Immune Suppressor Factor Confers Enhanced Supporting Activity for Hematopoietic Stem Cells in Bone Marrow Stroma.

Immune suppressor factor (ISF) is a subunit of vacuolar ATPase proton pump that plays a critical role for proton transfer to extracellular space or subcellular organs. Physiological importance of vacuolar ATPase was evident in a variety of cellular functions such as re-absorption of bones by osteoclasts, acidification of lysosomes in macrophages, and acidification of urine in kidney. However, a role for vacuolar ATPase in hematopoiesis is still unknown. We have previously identified a short form of ISF (ShIF) as a stromal cell derived factor that supports factor-independent growth of a mutant subline of Ba/F3, an IL-3 dependent murine hematipoietic cell line. In this study, we addressed whether ISF supports self-renewal and expansion of primary hematopoietic stem cells (HSC). Co-culture of murine bone marrow cells with a stromal cell line overexpressing ISF or ShIF (MS10/ISF or MS10/ShIF) enhanced their colony-forming activity as revealed by the numbers and the size of the colonies. In addition, the numbers of long-term culture initiating cell (LTC-IC) were markedly increased by co-culture on MS10/ISF or MS10/ShIF. Moreover, competitive repopulating activity of c-Kit+Sca-1+Lin- HSC was significantly maintained without any added cytokines when they were co-cultured with MS10/ISF or MS10/ShIF compared with a mock control. In order to check whether these activities were dependent on the proton pump function of ISF, we generated a mutant ISF or ShIF whose proton pump activity was abolished by point mutation.
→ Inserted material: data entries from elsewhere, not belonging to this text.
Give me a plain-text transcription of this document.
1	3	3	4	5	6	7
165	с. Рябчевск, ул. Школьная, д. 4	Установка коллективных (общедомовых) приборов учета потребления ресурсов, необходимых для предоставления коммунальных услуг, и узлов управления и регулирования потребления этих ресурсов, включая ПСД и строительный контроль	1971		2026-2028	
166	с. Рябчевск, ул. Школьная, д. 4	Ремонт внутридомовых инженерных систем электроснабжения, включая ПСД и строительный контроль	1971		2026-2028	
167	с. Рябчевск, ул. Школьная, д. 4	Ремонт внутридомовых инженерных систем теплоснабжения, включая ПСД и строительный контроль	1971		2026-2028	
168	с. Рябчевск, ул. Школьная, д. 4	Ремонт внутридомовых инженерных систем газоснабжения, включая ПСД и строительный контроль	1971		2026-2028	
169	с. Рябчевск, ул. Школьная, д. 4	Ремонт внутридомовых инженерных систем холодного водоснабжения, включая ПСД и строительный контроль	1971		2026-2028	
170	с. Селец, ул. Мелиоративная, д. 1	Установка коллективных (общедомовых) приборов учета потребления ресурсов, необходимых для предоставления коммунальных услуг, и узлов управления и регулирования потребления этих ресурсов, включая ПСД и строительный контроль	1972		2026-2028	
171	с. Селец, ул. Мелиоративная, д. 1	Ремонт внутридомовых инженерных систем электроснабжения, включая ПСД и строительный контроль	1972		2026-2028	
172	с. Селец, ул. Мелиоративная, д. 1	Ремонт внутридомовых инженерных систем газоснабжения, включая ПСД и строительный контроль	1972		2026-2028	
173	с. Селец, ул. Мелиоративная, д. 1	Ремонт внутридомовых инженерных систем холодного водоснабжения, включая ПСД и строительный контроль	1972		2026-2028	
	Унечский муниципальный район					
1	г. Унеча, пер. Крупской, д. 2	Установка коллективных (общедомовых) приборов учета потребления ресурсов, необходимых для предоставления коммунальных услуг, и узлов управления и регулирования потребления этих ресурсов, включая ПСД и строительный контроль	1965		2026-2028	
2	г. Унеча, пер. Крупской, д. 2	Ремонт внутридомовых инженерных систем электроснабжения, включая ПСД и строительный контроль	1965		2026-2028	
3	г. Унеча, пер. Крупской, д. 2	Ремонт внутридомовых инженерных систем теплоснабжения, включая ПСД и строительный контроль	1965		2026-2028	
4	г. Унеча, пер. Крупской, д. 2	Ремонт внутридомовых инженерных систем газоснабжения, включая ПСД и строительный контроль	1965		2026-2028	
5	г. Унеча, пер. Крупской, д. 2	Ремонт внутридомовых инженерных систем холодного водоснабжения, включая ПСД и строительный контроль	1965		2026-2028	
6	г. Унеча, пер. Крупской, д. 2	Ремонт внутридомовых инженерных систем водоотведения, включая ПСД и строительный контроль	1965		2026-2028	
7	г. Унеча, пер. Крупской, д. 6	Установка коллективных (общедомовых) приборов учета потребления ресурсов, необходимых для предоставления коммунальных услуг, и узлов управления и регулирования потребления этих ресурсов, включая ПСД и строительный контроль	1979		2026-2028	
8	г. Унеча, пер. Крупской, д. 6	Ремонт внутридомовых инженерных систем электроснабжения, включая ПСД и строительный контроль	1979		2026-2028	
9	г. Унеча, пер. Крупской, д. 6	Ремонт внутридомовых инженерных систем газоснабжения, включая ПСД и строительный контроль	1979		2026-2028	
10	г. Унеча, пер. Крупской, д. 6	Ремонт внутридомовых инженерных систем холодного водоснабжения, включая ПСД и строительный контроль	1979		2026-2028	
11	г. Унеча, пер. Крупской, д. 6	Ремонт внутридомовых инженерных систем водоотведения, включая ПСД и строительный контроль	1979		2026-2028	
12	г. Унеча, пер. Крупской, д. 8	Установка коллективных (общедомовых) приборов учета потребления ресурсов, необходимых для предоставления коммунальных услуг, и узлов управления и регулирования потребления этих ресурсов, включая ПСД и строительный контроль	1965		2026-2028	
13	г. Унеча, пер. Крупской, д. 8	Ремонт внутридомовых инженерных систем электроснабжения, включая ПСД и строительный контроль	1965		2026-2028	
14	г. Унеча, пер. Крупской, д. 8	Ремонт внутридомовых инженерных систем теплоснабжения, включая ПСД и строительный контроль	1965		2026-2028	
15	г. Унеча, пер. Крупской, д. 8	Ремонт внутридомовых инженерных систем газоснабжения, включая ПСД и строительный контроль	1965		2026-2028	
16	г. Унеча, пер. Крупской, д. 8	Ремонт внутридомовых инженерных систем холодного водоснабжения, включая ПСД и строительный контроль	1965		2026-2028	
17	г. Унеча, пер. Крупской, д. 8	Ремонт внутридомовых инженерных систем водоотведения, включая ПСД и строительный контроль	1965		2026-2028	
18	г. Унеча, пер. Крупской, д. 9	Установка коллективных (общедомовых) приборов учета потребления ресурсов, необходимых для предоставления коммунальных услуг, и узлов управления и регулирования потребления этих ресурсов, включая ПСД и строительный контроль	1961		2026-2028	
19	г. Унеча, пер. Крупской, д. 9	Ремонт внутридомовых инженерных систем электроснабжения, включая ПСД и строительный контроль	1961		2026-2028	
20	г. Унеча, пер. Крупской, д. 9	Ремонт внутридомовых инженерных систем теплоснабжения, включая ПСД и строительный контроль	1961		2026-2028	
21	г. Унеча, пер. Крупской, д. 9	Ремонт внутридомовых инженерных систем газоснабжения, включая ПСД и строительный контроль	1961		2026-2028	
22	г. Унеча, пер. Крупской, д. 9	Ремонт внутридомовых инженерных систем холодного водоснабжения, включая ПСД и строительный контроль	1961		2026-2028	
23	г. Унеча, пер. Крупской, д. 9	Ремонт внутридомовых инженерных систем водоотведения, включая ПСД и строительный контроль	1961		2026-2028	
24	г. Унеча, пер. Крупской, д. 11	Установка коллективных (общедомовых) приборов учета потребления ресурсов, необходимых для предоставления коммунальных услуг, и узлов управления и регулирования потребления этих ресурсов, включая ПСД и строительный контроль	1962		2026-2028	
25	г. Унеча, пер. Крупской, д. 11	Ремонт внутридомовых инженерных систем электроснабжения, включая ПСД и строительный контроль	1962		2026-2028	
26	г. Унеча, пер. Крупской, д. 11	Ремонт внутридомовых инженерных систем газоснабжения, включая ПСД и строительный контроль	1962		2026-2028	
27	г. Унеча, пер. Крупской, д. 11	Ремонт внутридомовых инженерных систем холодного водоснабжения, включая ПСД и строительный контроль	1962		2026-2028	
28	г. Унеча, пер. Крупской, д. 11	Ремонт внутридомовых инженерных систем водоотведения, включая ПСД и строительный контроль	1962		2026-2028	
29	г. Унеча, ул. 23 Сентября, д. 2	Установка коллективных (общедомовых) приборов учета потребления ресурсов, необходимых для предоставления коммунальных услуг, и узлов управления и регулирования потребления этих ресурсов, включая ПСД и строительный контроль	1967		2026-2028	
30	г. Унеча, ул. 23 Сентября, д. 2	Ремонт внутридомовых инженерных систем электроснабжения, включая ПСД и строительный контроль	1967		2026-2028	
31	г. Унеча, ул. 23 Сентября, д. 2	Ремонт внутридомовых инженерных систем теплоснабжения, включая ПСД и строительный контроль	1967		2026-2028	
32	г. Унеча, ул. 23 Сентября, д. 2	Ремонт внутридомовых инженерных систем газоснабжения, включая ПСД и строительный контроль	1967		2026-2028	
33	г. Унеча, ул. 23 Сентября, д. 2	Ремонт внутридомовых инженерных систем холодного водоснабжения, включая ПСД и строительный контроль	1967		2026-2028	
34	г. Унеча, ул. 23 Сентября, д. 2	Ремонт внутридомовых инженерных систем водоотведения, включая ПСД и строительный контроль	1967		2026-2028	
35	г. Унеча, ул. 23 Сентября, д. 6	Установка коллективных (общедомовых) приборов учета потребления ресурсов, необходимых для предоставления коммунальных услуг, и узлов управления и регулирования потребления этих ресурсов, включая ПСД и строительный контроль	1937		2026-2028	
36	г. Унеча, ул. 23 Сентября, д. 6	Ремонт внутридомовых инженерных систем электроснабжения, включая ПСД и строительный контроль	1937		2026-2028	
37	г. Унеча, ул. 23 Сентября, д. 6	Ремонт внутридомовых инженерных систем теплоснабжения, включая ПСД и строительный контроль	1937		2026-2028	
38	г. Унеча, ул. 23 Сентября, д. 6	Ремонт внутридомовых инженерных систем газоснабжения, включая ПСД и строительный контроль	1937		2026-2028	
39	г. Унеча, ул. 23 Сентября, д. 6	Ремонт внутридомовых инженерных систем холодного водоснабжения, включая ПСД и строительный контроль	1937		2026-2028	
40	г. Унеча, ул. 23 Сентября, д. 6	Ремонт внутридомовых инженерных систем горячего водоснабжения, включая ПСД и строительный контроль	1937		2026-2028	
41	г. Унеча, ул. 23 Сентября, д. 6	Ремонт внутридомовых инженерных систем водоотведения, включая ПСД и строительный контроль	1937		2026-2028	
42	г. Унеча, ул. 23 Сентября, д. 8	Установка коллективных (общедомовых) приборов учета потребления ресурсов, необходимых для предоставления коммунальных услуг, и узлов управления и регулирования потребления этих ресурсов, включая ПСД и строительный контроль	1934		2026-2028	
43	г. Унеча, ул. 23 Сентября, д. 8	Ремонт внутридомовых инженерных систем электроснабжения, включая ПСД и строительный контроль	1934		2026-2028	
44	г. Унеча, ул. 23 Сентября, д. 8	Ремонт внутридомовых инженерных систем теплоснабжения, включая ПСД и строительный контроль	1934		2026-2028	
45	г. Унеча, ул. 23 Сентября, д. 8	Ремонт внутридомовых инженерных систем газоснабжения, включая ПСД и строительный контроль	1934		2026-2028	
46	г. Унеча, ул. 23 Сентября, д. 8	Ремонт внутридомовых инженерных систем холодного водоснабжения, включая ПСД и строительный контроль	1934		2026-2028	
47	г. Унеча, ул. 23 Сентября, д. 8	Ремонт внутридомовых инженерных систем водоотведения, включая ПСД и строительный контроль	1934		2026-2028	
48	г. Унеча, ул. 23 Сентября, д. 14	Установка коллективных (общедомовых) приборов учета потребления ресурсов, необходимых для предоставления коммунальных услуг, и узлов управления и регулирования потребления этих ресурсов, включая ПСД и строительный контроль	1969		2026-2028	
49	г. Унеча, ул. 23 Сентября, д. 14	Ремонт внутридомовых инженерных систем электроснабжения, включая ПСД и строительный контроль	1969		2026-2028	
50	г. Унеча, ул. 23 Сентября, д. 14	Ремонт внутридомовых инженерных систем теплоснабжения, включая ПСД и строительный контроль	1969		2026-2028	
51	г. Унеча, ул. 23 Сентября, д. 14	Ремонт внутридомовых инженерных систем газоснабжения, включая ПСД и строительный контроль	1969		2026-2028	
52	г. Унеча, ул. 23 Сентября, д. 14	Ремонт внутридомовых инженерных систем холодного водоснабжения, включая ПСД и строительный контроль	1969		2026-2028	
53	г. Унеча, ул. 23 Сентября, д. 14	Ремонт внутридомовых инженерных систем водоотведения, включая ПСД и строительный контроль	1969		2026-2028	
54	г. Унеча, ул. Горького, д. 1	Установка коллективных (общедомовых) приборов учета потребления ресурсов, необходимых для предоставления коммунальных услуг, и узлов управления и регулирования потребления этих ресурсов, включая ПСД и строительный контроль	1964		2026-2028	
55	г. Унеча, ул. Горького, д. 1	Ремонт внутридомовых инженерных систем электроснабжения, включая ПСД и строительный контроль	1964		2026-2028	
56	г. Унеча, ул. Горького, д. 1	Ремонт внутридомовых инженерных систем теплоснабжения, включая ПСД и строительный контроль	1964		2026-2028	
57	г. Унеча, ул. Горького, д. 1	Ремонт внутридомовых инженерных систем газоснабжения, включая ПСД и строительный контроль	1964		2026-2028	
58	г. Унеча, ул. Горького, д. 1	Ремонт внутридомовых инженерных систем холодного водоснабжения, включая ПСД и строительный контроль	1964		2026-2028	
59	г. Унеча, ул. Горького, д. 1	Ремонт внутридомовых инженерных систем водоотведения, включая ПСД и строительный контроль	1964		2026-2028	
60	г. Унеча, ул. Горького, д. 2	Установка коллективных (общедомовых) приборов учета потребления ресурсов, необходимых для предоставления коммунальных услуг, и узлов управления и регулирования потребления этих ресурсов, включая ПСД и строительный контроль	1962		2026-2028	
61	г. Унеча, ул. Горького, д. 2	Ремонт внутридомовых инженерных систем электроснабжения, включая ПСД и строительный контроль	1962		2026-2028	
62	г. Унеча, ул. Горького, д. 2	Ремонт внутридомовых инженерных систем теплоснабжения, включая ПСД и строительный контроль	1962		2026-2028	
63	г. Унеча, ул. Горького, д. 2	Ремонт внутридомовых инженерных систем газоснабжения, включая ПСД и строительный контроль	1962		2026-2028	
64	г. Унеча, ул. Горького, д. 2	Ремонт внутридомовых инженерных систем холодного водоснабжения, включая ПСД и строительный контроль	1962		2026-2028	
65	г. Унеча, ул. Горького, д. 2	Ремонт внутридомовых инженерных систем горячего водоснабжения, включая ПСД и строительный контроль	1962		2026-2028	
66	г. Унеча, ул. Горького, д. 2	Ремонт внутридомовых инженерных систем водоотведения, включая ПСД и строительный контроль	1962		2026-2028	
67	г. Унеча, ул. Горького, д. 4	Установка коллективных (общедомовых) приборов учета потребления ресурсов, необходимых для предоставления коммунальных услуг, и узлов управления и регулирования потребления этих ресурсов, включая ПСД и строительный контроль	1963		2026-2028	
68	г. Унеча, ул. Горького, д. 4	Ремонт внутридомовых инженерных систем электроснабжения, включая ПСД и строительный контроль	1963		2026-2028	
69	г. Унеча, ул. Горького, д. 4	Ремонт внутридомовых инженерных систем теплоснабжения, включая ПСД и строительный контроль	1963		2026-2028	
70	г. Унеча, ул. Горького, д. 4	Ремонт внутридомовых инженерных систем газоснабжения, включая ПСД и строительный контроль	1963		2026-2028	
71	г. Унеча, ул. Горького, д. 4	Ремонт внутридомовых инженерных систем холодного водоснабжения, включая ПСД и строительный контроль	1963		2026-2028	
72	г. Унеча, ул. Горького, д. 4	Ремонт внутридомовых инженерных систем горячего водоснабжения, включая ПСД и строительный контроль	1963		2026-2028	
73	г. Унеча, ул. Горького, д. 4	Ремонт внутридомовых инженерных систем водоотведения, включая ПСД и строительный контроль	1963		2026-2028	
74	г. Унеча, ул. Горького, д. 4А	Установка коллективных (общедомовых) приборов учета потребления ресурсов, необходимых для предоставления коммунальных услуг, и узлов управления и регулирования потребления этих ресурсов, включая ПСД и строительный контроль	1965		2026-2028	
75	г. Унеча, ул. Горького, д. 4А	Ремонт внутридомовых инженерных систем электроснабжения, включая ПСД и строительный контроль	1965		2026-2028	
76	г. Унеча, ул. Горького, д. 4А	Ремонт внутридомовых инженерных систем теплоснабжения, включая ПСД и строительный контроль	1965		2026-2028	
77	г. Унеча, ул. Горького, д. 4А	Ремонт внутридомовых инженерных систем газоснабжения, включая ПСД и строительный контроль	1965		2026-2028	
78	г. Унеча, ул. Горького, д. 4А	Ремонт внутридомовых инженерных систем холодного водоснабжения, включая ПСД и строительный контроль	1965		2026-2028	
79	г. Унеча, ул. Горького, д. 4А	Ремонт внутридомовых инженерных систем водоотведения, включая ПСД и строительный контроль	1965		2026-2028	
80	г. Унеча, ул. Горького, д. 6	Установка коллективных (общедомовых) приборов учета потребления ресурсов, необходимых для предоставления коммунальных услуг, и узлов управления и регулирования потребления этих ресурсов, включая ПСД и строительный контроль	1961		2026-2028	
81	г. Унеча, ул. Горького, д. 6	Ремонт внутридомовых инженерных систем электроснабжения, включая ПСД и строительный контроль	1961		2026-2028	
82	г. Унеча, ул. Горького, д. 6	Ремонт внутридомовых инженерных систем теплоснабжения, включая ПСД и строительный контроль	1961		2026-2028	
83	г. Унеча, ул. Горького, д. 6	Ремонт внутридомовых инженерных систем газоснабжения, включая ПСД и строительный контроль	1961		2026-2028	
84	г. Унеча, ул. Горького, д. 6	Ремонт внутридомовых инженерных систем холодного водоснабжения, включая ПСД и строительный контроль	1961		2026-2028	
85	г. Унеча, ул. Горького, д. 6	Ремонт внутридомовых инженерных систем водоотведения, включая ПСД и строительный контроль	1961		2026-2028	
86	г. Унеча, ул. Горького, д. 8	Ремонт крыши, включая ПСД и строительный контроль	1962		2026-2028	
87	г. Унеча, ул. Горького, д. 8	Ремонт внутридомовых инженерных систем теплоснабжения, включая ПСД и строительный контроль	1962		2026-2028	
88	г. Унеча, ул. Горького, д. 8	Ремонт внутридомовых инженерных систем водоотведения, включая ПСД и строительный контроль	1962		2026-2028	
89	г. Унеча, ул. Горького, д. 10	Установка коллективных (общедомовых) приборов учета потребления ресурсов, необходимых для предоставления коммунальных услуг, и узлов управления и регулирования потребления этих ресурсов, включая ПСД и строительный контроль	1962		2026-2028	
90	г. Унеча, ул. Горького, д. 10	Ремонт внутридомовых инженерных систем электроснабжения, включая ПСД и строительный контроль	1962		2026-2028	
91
Interestingly, all stem cell supporting activities described above were abolished in the mutant ISF or ShIF, indicating that proton transfer across cellular or endosomal membrane was critical. Analysis of gene expression profile of mock and ISF-transfected cell lines revealed that any cytokines or growth factors previously known to affect hematopoiesis are not modulated at mRNA level. However, downregulation of secreted frizzled related protein (sFRP)-1, an antagonist for Wnt, and up-regulation of matrix metalloproteinase-3 (MMP-3) were clearly noted in ISF/ ShIF-overexpressing cell line, suggesting that relative increase of Wnt activity and the modulation of extracellular matrix are the key molecular events underlying the enhanced supporting activity for HSC. These results propose a novel role for ISF in self-renewal and expansion of HSC in vivo.